Harig war ein vielfach ausgezeichneter Autor. Zu seinen Ehrungen zählen renommierte Literaturpreise ebenso wie das saarländische Kunstpreis-Portfolio. Ab 1974 lebte er als freier Schriftsteller. Mit zunehmendem Alter zog er sich aus der Öffentlichkeit zurück; sein letzter veröffentlichter Text erschien 2012.
Posthum wurde Harig mit verschiedenen Initiativen gewürdigt: Seit 2019 vergibt das saarländische Kulturministerium das „Ludwig-Harig-Stipendium“. In Sulzbach wurde der Platz hinter dem Rathaus in „Ludwig Harig Forum“ umbenannt – ein Ort der Erinnerung an einen Autor, der wie kaum ein anderer Heimat und Literatur miteinander zu verbinden wusste.

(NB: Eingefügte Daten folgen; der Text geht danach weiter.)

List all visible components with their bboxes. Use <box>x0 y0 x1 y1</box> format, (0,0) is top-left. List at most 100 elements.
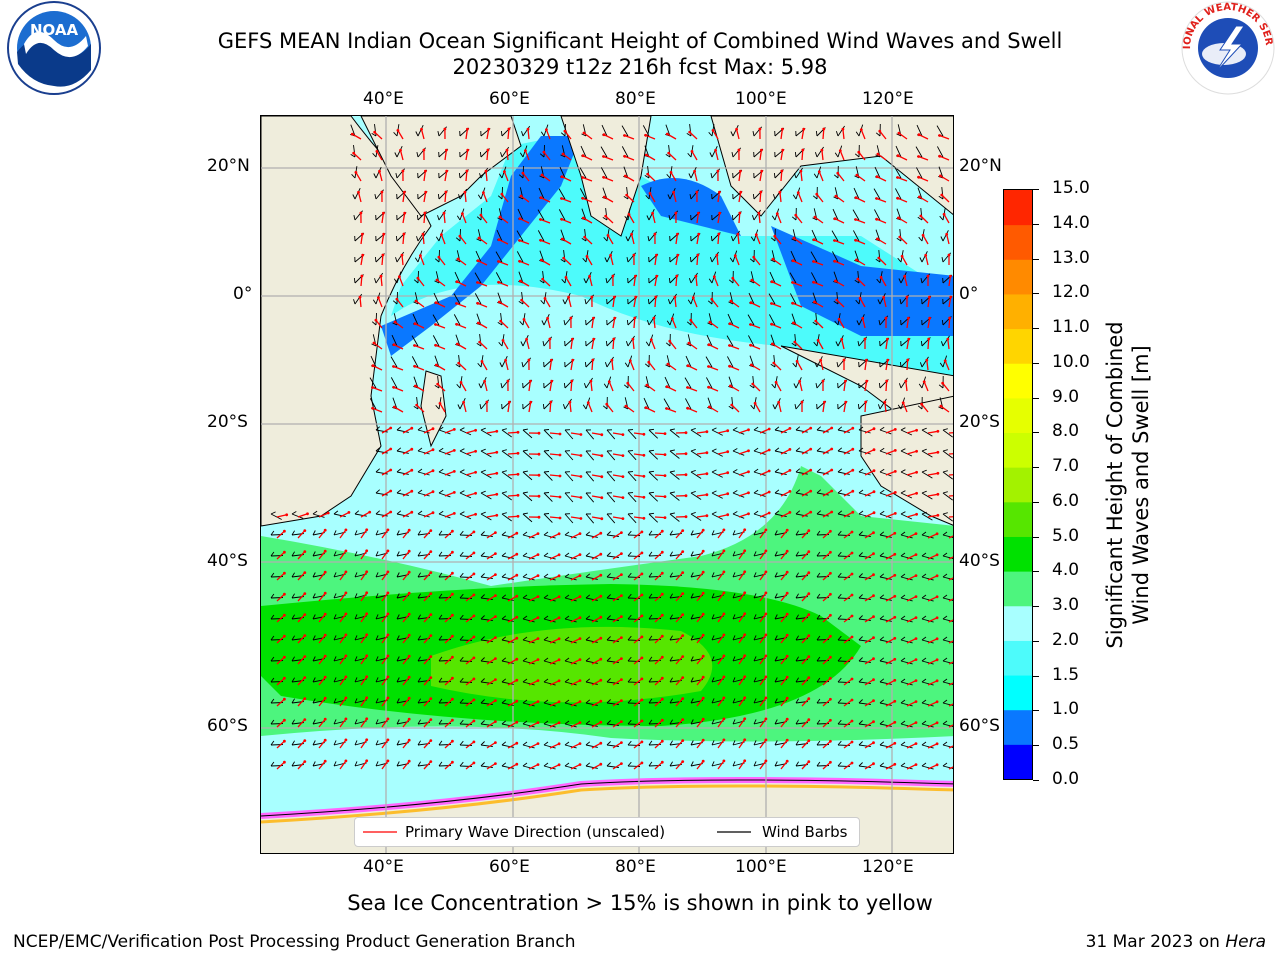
wave-direction-arrow <box>549 495 561 498</box>
wave-direction-arrow <box>864 428 875 434</box>
wind-barb <box>921 490 933 500</box>
wave-arrow-head <box>431 427 435 431</box>
wave-direction-arrow <box>709 321 719 329</box>
colorbar-tick-label: 11.0 <box>1052 317 1090 338</box>
wave-direction-arrow <box>759 170 763 182</box>
wind-barb <box>921 741 934 749</box>
wave-arrow-head <box>344 675 348 679</box>
wave-direction-arrow <box>759 449 770 455</box>
wave-direction-arrow <box>670 172 677 182</box>
wave-arrow-head <box>897 131 901 135</box>
wave-direction-arrow <box>444 491 455 497</box>
wave-arrow-head <box>506 379 510 383</box>
wave-arrow-head <box>640 740 644 744</box>
wave-direction-arrow <box>906 596 917 602</box>
wave-direction-arrow <box>843 657 853 665</box>
wave-direction-arrow <box>885 721 896 728</box>
wind-barb <box>835 335 844 347</box>
wave-arrow-head <box>407 633 411 637</box>
wave-direction-arrow <box>906 554 917 560</box>
wave-arrow-head <box>431 511 435 515</box>
wave-arrow-head <box>854 218 857 221</box>
wind-barb <box>455 355 461 368</box>
wave-arrow-head <box>875 175 879 179</box>
wave-arrow-head <box>344 549 348 553</box>
wave-arrow-head <box>591 358 595 362</box>
colorbar-segment <box>1004 536 1032 572</box>
wave-arrow-head <box>483 379 486 383</box>
wave-direction-arrow <box>465 450 476 455</box>
wave-arrow-head <box>476 301 480 305</box>
wave-direction-arrow <box>444 512 455 518</box>
wave-direction-arrow <box>607 235 614 245</box>
wave-arrow-head <box>663 474 667 477</box>
wave-direction-arrow <box>372 407 383 413</box>
wind-barb <box>877 293 886 305</box>
wave-arrow-head <box>743 612 747 616</box>
wave-direction-arrow <box>885 637 896 644</box>
wave-direction-arrow <box>436 279 446 287</box>
wind-barb <box>858 678 871 685</box>
wind-barb <box>648 428 659 439</box>
wave-arrow-head <box>743 654 747 658</box>
wave-direction-arrow <box>465 699 475 707</box>
wave-arrow-head <box>410 468 414 472</box>
wave-direction-arrow <box>423 449 434 455</box>
wave-direction-arrow <box>353 152 362 161</box>
wave-arrow-head <box>851 447 855 451</box>
wave-direction-arrow <box>822 719 831 728</box>
wave-direction-arrow <box>675 254 679 266</box>
wave-direction-arrow <box>773 362 782 371</box>
colorbar-segment <box>1004 709 1032 745</box>
wave-direction-arrow <box>817 339 824 350</box>
wave-arrow-head <box>583 235 587 239</box>
wave-direction-arrow <box>465 170 468 182</box>
wind-barb <box>669 470 680 480</box>
wave-direction-arrow <box>884 402 887 413</box>
wave-arrow-head <box>747 512 750 516</box>
wave-arrow-head <box>915 449 918 453</box>
wave-direction-arrow <box>633 657 643 665</box>
wave-direction-arrow <box>482 192 488 203</box>
wave-direction-arrow <box>654 453 666 456</box>
wave-direction-arrow <box>815 320 824 329</box>
wind-barb <box>879 720 892 727</box>
wave-arrow-head <box>850 635 854 639</box>
wave-direction-arrow <box>444 635 453 644</box>
wave-arrow-head <box>730 403 734 407</box>
wave-arrow-head <box>515 699 519 703</box>
wave-arrow-head <box>550 358 553 362</box>
wave-direction-arrow <box>927 596 938 602</box>
sea-ice-edge-inner <box>261 784 953 824</box>
wind-barb <box>900 657 913 665</box>
wave-direction-arrow <box>435 323 446 329</box>
wave-direction-arrow <box>843 762 853 770</box>
wave-direction-arrow <box>780 529 788 539</box>
wave-arrow-head <box>691 296 695 300</box>
lat-label-left: 40°S <box>207 551 248 571</box>
wave-direction-arrow <box>780 129 784 140</box>
wave-direction-arrow <box>402 676 410 686</box>
wave-direction-arrow <box>772 258 782 266</box>
wave-direction-arrow <box>423 698 432 707</box>
wave-arrow-head <box>722 717 726 721</box>
wave-direction-arrow <box>918 155 929 161</box>
wave-direction-arrow <box>528 722 539 728</box>
wave-direction-arrow <box>738 429 749 434</box>
wave-arrow-head <box>303 571 307 574</box>
wave-arrow-head <box>764 612 768 616</box>
wave-direction-arrow <box>586 256 593 266</box>
wave-arrow-head <box>578 553 582 556</box>
wave-direction-arrow <box>946 234 950 245</box>
wave-direction-arrow <box>486 493 497 497</box>
wave-direction-arrow <box>372 365 383 371</box>
wave-arrow-head <box>578 742 582 745</box>
wave-arrow-head <box>560 237 564 241</box>
wave-direction-arrow <box>750 344 761 350</box>
wind-barb <box>921 657 934 665</box>
wave-direction-arrow <box>800 171 803 182</box>
wave-direction-arrow <box>444 449 455 455</box>
wave-arrow-head <box>850 761 854 765</box>
wave-direction-arrow <box>927 533 938 539</box>
wave-direction-arrow <box>583 132 593 140</box>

Der Spiegel-Journalist Nils Minkmar formulierte es so: „Sein Werk ist immer aktueller geworden.“ Harigs Literatur stellt Fragen, die auch heute drängend sind: Wie lässt sich Heimat beschreiben, ohne in Heimatkitsch zu verfallen? Wie kann man das Eigene lieben, ohne das Fremde zu verachten?
Ludwig Harig hat darauf mit Sprache geantwortet – und mit der Kraft seiner Vorstellung.